Pursuant to General Obligations Law § 5-321, a lease provi*360sion which purports to exempt a lessor from liability for its own acts of negligence is void and unenforceable (see, Gross v Sweet, 49 NY2d 102, 107; Radius, Ltd. v Newhouse, 213 AD2d 614, 615). Although lease provisions in which the parties allocate the risk of liability to third parties between themselves through the use of insurance are generally enforceable (see, Kinney v Lisk Co., 76 NY2d 215; Hogeland v Sibley, Lindsay & Curr Co., 42 NY2d 153; Santamaria v 1125 Park Ave. Corp., 238 AD2d 259, 260), a landlord may not circumvent General Obligations Law § 5-321 “simply by placing the burden to procure insurance on the tenant” (Graphic Arts Supply v Raynor, 91 AD2d 827, 828; see also, A to Z Applique Die Cutting v 319 McKibbin St. Corp., 232 AD2d 512, 513; Radius, Ltd. v Newhouse, supra, at 615).
In this case, the lease places the sole obligation to obtain insurance upon Evergreen, but it lacks any language to demonstrate a “mutuality of intent to directly exculpate the landlord from negligence towards its tenant indemnitor” (Radius, Ltd. v Newhouse, supra, at 615).
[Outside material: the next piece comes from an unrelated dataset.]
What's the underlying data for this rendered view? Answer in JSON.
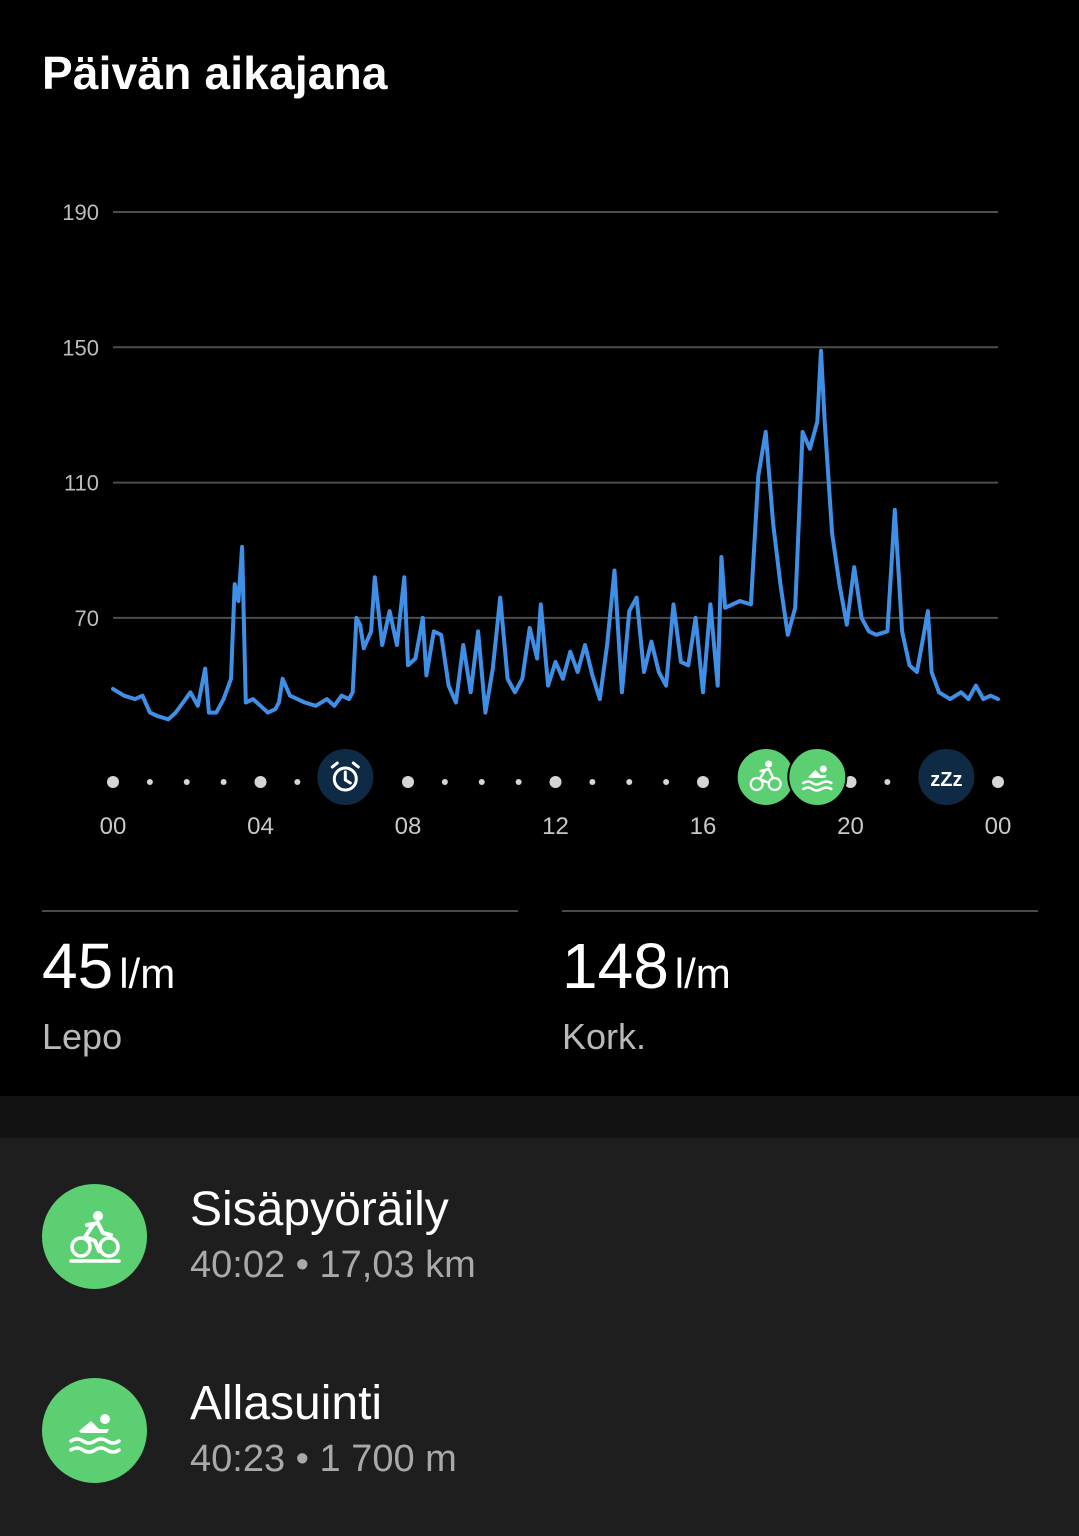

Accordingly, we find that the insurance procurement clause contained in the lease is unenforceable since it attempts to relieve the plaintiff of its responsibility for damages caused to Evergreen as a result of its own negligence (see, A to Z Applique Die Cutting v 319 McKibbin St. Corp., supra; Radius, Ltd. v Newhouse, supra, at 615; Metropolitan Art Assocs. v Wexler, 118 AD2d 548). Thus, the Supreme Court should have granted Evergreen’s motion for summary judgment.
The cross appeal must be dismissed on the ground that the plaintiff is not aggrieved by the order and judgment entered in its favor (see, CPLR 5511). To the extent that the plaintiff seeks review of language contained in the memorandum decision upon which the order and judgment is based, which language the plaintiff deems adverse to its interest, there is no basis for such review (see, Pennsylvania Gen. Ins. Co. v Austin Powder Co., 68 NY2d 465; Parochial Bus Sys. v Board of Educ., 60 NY2d 539). Bracken, J. P., Santucci, McGinity and Feuerstein, JJ., concur. [See 179 Mise 2d 674.]